Avant l'adoption, les associations et refuges tentent de connaître les conditions d'accueil de l'animal : a-t-il un espace dédié dans la maison ? Est-ce que financièrement, les futurs propriétaires peuvent le prendre en charge ? "On ne va pas regarder les comptes, mais on essaie de creuser la question pour savoir si les personnes peuvent assurer les frais de l'animal chez le vétérinaire", souligne Ondine Eliot qui fait également signer, 7 jours avant, un document pour prouver l'aptitude à accueillir un animal.

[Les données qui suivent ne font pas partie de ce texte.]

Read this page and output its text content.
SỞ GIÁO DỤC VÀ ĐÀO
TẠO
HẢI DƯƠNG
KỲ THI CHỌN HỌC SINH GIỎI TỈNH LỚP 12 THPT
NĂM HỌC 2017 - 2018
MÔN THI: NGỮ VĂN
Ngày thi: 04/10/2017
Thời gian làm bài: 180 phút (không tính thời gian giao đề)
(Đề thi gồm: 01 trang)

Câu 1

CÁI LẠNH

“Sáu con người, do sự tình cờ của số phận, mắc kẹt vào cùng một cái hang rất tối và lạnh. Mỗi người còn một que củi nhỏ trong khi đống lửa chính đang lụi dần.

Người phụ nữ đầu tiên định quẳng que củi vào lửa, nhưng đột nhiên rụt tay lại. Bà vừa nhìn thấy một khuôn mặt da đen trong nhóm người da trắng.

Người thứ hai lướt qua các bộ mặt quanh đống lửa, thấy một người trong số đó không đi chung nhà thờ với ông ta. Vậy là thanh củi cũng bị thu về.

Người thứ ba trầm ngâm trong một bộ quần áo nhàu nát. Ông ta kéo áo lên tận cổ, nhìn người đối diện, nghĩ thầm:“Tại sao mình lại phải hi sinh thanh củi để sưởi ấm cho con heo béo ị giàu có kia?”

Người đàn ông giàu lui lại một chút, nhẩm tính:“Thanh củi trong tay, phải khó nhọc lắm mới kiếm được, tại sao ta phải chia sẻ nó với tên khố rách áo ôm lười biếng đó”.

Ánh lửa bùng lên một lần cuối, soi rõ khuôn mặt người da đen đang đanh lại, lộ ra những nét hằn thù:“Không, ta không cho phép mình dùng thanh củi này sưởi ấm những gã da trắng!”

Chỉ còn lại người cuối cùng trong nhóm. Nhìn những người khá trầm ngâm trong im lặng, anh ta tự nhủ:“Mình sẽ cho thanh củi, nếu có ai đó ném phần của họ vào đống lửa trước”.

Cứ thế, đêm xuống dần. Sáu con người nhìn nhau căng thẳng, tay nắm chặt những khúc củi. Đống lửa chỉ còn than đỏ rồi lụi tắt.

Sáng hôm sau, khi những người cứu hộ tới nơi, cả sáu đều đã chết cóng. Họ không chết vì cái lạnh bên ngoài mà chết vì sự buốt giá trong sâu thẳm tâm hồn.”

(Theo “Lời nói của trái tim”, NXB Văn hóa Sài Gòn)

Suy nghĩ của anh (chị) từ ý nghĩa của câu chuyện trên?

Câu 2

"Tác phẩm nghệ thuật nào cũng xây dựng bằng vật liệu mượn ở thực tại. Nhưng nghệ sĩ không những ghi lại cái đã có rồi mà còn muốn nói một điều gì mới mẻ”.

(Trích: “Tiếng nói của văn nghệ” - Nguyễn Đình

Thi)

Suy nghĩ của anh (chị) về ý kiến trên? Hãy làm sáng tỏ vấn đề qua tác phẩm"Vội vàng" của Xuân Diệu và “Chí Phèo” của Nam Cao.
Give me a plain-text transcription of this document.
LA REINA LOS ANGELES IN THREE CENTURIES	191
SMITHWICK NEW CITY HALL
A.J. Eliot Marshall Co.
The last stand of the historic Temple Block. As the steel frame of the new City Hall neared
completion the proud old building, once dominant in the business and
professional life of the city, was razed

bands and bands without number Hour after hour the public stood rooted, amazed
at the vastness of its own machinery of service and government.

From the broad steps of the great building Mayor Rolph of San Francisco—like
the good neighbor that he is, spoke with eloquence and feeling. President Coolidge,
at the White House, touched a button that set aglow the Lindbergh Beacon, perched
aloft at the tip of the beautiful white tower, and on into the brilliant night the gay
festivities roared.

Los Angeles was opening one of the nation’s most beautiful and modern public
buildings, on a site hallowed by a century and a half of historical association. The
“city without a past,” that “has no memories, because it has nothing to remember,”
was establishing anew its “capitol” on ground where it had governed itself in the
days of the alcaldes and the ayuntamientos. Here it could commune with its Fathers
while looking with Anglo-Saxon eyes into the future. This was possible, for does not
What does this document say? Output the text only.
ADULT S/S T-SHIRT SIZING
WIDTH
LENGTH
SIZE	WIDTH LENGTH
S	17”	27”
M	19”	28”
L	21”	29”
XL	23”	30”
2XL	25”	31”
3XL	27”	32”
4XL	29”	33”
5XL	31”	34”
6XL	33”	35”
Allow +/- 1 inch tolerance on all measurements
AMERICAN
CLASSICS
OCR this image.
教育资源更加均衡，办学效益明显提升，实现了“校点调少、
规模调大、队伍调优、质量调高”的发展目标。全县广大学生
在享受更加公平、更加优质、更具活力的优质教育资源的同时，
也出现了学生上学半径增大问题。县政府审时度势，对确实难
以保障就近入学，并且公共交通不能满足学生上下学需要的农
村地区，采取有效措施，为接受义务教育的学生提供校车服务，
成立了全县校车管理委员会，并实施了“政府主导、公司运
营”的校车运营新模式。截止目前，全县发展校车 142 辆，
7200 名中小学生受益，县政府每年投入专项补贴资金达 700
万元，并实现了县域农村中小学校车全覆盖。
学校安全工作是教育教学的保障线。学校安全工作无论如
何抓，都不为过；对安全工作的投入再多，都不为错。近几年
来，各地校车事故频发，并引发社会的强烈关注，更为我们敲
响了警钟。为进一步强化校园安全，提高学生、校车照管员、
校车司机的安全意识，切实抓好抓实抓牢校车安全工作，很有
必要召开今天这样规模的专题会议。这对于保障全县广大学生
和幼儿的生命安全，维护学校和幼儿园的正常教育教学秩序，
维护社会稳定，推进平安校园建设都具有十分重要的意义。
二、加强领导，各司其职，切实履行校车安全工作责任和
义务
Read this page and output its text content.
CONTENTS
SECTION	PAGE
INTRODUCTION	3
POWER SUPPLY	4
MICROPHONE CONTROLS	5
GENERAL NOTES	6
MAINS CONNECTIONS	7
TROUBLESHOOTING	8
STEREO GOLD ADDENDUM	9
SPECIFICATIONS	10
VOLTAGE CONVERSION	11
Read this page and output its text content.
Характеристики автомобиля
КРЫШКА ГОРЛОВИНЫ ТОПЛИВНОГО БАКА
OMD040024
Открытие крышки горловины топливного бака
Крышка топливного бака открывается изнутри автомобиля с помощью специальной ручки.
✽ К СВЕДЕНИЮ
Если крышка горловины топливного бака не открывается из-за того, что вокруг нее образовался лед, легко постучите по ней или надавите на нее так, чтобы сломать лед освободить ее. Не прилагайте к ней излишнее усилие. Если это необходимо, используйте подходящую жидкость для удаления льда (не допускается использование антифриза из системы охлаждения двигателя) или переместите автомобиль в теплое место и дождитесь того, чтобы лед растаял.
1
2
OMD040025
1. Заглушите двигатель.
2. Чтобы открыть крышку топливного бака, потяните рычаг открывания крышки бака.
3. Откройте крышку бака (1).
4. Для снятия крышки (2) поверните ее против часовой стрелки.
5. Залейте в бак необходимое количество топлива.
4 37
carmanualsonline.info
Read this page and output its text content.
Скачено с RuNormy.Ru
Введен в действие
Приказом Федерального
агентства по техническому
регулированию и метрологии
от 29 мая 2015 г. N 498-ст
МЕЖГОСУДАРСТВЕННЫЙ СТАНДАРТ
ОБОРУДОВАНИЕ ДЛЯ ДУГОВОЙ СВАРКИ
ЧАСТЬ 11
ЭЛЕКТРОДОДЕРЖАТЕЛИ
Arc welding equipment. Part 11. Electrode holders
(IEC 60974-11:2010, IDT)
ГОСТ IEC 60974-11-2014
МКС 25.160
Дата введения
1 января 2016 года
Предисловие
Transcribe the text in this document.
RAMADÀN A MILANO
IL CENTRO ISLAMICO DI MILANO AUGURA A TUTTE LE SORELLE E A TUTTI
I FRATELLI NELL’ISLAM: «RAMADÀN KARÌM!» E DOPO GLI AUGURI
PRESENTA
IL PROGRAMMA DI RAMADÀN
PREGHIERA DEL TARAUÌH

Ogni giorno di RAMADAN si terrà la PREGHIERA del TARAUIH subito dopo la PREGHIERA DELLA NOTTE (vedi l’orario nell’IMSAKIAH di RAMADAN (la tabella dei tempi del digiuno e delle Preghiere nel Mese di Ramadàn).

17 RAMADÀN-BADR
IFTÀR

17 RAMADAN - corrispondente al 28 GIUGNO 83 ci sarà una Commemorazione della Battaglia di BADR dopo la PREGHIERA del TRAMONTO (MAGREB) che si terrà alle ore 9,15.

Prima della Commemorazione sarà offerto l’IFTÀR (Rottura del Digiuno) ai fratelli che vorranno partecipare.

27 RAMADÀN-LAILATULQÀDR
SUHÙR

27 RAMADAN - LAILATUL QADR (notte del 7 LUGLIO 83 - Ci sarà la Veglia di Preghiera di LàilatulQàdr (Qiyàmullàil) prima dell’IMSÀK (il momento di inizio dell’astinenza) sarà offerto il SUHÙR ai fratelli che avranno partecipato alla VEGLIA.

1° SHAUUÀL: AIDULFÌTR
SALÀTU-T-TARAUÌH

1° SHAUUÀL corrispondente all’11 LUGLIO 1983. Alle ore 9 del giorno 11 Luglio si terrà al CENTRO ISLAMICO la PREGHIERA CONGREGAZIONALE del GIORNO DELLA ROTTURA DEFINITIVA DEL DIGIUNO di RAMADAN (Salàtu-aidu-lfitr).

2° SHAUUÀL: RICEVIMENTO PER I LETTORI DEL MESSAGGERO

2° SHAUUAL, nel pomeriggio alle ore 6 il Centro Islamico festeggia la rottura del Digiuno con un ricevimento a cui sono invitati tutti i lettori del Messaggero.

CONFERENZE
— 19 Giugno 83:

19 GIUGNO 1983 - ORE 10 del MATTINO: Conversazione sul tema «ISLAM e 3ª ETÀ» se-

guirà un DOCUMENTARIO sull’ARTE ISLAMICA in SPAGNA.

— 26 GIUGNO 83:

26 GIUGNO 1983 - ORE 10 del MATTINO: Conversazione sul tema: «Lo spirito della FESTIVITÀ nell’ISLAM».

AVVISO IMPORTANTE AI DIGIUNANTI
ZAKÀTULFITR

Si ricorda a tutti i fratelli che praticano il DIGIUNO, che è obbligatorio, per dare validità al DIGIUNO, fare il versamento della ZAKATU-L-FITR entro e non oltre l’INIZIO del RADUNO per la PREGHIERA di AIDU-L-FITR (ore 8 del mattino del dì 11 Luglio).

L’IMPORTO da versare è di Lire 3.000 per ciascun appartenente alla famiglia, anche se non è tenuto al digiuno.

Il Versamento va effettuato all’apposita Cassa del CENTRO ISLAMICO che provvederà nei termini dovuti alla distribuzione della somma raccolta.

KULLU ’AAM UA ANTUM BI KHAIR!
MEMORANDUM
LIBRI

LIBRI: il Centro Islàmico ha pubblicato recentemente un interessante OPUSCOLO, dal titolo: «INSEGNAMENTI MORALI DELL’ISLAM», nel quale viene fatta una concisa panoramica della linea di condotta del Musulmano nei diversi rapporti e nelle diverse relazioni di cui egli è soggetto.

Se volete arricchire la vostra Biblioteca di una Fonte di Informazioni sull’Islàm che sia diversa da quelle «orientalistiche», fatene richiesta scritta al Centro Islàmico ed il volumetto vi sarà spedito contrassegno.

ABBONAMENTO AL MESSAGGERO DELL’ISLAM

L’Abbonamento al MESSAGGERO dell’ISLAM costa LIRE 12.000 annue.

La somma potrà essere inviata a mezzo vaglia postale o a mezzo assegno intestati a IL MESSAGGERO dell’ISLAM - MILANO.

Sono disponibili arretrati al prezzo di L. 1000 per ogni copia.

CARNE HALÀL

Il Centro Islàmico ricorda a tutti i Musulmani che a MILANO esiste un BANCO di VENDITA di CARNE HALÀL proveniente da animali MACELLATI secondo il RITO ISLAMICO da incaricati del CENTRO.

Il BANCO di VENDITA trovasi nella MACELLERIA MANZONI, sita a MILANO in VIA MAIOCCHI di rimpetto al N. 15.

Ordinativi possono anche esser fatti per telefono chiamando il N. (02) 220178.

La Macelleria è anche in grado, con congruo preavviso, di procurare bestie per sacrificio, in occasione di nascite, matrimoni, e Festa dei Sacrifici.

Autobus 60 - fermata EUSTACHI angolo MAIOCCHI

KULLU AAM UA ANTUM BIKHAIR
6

Ce contrat d'engagement et de connaissance permet de s'assurer, en tant qu'association, mais aussi futur adoptant que la décision n'a pas été prise de façon hâtive. "C'est obligatoire en animalerie, mais ce n'est pas encore totalement respecté. Certains craquent et achètent sans avoir de quoi accueillir", regrette la présidente de la compagnie des NAC.
Si vous souhaitez adopter, il faut vous munir d'une pièce d'identité et d'un justificatif de domicile. "Il faut y ajouter des frais d'adoption à hauteur des frais de santé engagés, précise Ondine Eliot. Pour un rongeur, c'est une trentaine d'euros. Un lapin, c'est entre 100 et 200 euros" car il faut compter le vaccin, la stérilisation ou encore le vermifuge. "Comme ça, le propriétaire a un animal en bonne santé. Et si ce n'est pas le cas, il le sait. Parfois, certains peuvent adopter des animaux âgés et s'il y a un souci de santé, on donne les points à surveiller" ils savent qu'ils auront plus de frais.
"Et s'il pouvait y avoir plus de structures, ce serait beaucoup plus simple à gérer. On n'est pas assez nombreux par rapport au nombre d'abandons", conclut-elle. Selon l'Observatoire de la protection des carnivores domestiques (OCAD), le nombre d'animaux pris en charge par les fourrières et les refuges, qu'ils soient ou non abandonnés, ne baisse pas et reste de l'ordre de 200 000 animaux par an en France.